Protein kinase CK2: Signaling and tumorigenesis in the mammary gland

摘要

Breast cancer is a major cause of cancer death in women, and the genetic abnormalities leading to the common sporadic forms of the disease are still under active investigation. CK2 has been reported to be upregulated in human breast cancer, which these studies confirm; CK2 is also upregulated in rate carcinogen-induced breast tumors. Transgenic mice overexpressing CK2α in the mammary gland develop mammary hyperplasia, dysplasia, and eventually adenocarcinomas, demonstrating that dysregulated expression of CK2 can contribute to transformation of the mammary epithelium.

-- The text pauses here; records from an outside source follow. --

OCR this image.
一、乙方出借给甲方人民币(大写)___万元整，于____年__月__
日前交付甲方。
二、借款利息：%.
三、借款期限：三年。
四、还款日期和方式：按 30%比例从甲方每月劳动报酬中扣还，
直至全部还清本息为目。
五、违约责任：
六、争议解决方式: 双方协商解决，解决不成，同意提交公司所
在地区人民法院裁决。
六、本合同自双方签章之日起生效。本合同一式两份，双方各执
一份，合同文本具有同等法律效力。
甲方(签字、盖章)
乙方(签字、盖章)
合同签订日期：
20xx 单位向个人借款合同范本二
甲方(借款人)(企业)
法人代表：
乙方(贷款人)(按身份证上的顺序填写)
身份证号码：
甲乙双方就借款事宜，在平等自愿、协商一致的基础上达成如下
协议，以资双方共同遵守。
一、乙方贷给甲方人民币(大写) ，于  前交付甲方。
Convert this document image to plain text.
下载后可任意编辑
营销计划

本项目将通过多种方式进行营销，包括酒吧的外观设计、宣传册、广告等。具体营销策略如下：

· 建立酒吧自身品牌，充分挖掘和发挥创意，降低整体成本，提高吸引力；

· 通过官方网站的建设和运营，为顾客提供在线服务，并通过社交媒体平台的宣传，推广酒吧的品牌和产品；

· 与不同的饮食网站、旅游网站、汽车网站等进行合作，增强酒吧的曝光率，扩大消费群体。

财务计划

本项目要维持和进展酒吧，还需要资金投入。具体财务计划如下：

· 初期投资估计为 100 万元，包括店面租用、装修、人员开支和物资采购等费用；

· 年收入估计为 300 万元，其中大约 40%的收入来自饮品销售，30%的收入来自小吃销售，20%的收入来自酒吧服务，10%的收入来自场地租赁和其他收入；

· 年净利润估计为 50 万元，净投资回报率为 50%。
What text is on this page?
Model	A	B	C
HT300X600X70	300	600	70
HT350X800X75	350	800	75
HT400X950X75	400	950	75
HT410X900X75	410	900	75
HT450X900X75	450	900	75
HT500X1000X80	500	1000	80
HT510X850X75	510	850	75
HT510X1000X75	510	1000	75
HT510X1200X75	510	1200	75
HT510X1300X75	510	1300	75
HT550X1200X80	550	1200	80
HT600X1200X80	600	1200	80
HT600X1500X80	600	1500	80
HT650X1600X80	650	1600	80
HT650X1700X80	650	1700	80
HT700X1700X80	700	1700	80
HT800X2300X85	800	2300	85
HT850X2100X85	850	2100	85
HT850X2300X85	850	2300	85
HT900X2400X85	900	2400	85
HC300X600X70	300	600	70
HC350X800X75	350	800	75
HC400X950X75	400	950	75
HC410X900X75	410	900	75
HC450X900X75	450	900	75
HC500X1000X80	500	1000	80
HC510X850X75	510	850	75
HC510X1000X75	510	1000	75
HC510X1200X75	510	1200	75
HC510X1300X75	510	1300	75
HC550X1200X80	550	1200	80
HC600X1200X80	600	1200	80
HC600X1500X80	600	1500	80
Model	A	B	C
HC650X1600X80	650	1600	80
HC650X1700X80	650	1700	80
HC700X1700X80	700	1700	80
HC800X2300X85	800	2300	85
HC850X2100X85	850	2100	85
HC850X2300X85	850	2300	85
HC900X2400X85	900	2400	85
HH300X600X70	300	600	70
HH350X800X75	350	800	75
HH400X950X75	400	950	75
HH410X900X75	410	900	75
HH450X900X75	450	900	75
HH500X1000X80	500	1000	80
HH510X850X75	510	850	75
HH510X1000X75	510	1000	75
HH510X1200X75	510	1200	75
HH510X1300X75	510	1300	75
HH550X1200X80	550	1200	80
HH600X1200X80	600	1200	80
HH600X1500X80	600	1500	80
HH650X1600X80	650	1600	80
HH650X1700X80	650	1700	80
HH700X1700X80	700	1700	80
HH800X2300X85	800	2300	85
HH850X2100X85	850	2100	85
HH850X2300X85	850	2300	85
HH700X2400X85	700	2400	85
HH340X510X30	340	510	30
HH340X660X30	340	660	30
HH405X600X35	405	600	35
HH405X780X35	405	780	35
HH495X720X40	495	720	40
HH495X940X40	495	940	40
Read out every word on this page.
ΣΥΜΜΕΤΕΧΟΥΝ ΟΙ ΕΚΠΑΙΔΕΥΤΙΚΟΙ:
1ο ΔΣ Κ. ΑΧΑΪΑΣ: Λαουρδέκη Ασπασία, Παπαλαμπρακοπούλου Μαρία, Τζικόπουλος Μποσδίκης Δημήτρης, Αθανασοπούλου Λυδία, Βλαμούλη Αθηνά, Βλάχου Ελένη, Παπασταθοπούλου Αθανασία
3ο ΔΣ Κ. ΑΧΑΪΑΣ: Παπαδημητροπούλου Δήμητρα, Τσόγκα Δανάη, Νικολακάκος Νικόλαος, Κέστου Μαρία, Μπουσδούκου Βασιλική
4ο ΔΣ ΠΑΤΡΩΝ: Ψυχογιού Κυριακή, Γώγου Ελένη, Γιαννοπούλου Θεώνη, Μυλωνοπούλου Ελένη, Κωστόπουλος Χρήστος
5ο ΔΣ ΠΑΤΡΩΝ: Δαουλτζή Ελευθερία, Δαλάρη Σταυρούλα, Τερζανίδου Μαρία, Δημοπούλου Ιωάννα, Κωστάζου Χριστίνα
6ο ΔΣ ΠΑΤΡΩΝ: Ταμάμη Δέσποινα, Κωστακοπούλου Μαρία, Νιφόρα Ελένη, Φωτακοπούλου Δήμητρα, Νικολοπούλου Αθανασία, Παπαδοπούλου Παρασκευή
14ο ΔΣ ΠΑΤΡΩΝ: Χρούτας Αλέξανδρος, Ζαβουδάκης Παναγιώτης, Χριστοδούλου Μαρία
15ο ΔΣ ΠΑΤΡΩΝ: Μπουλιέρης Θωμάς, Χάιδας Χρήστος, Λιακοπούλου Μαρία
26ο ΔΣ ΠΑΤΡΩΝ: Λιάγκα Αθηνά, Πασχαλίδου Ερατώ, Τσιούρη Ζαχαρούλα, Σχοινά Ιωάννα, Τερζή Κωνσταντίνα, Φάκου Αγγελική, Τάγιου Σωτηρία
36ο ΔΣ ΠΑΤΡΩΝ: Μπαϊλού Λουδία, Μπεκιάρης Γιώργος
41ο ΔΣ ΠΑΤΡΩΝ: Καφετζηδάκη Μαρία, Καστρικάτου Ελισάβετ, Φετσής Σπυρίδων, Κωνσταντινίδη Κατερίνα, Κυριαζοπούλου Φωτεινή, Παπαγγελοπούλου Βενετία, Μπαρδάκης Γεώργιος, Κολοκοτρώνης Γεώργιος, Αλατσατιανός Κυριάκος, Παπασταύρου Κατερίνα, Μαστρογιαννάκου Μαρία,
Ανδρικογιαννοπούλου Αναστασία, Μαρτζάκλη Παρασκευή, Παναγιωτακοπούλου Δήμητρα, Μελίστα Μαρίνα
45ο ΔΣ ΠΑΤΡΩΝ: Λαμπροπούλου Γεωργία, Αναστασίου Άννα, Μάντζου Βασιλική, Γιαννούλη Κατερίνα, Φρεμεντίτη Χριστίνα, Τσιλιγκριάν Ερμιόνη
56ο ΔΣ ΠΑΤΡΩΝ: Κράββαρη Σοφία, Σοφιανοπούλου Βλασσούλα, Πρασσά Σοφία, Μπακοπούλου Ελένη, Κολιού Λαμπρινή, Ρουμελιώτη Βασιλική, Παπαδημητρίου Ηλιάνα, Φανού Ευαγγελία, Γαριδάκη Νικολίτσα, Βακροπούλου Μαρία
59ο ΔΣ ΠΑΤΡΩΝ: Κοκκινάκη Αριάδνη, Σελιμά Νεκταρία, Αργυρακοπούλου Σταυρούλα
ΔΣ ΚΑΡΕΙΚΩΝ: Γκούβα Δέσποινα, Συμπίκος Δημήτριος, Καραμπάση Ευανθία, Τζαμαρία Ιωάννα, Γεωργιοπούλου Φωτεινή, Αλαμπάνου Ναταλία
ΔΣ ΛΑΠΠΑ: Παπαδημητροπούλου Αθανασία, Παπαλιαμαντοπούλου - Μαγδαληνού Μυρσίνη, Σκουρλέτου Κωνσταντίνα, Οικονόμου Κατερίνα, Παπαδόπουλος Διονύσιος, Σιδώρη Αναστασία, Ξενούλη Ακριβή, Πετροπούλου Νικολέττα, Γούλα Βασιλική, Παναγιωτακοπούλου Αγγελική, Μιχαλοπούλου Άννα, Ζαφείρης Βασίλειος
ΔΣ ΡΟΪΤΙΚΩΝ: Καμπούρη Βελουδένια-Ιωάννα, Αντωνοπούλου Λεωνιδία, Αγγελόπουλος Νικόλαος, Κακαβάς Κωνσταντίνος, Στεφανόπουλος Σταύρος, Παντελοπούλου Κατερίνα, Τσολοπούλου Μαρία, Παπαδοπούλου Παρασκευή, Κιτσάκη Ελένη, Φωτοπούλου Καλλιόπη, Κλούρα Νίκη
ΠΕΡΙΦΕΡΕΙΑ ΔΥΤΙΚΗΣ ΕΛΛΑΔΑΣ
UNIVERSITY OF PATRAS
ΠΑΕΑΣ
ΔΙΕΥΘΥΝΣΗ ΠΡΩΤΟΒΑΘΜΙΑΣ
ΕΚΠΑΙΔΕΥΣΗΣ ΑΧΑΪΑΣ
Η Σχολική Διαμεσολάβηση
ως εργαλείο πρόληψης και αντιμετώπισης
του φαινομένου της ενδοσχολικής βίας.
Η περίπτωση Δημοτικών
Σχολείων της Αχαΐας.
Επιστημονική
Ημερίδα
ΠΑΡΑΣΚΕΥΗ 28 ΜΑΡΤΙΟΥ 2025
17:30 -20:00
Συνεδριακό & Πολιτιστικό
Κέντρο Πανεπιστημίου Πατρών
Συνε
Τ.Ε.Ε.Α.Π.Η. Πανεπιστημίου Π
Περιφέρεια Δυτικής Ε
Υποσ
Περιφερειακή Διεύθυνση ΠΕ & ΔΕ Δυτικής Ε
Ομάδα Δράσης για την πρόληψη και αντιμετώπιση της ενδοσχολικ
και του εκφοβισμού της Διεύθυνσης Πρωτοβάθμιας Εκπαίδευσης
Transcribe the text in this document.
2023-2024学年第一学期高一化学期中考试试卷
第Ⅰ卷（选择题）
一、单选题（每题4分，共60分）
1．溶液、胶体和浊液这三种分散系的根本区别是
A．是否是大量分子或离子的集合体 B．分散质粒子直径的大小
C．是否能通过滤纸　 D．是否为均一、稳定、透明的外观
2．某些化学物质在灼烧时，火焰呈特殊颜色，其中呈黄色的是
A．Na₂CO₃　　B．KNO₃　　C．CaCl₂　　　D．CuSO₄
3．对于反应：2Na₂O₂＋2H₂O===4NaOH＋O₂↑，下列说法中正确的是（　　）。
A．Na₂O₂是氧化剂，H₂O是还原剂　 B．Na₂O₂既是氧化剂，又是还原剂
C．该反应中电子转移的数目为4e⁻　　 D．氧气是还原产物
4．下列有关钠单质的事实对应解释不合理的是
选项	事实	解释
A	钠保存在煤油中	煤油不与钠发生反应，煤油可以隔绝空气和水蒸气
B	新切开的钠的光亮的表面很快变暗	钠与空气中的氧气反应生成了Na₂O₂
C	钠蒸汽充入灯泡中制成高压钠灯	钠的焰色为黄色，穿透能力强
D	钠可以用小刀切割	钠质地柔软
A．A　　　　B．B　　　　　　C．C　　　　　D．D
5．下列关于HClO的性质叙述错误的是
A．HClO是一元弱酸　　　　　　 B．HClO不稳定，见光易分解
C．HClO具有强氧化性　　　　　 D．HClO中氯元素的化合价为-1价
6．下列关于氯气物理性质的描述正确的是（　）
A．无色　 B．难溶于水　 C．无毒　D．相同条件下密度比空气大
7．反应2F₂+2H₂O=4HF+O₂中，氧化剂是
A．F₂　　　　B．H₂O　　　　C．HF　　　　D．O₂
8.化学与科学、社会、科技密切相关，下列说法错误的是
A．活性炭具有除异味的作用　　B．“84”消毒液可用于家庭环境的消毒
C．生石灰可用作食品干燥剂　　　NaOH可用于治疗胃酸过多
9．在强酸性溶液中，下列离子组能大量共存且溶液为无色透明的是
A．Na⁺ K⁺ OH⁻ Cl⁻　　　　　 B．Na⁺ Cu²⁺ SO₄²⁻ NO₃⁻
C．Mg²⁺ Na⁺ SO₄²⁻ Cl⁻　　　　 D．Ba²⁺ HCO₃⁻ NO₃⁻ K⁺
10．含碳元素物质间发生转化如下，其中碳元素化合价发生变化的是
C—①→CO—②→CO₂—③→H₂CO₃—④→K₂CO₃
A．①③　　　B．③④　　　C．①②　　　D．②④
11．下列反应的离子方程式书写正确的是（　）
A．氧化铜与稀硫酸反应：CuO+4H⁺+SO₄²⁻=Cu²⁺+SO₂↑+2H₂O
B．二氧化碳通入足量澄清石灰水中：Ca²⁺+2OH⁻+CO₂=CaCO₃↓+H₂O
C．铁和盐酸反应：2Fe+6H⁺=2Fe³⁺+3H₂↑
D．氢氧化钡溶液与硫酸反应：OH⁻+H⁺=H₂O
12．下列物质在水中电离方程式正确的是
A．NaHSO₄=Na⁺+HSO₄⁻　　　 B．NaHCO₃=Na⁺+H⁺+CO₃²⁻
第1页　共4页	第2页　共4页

These mammary tumors have evidence of activation of the Wnt and NFkB pathways and upregulation of c-Myc. CK2 capable of phosphorylating the key signaling molecule in the Wnt pathway, the transcriptional cofactor β-catenin, and regulating its turnover. CK2 is known to phosphorylate IkB and thereby regulate basal NFkB levels; in the mammary cell lines and tumors, CK2 activity correlates with NFkB levels and inhibition of CK2 downregulates NFkB. Thus, CK2 may promote breast cancer through dysregulation of key pathways of transcriptional control in the mammary epithelium, and inhibition of CK2 has a potential role in the treatment of breast and other cancers.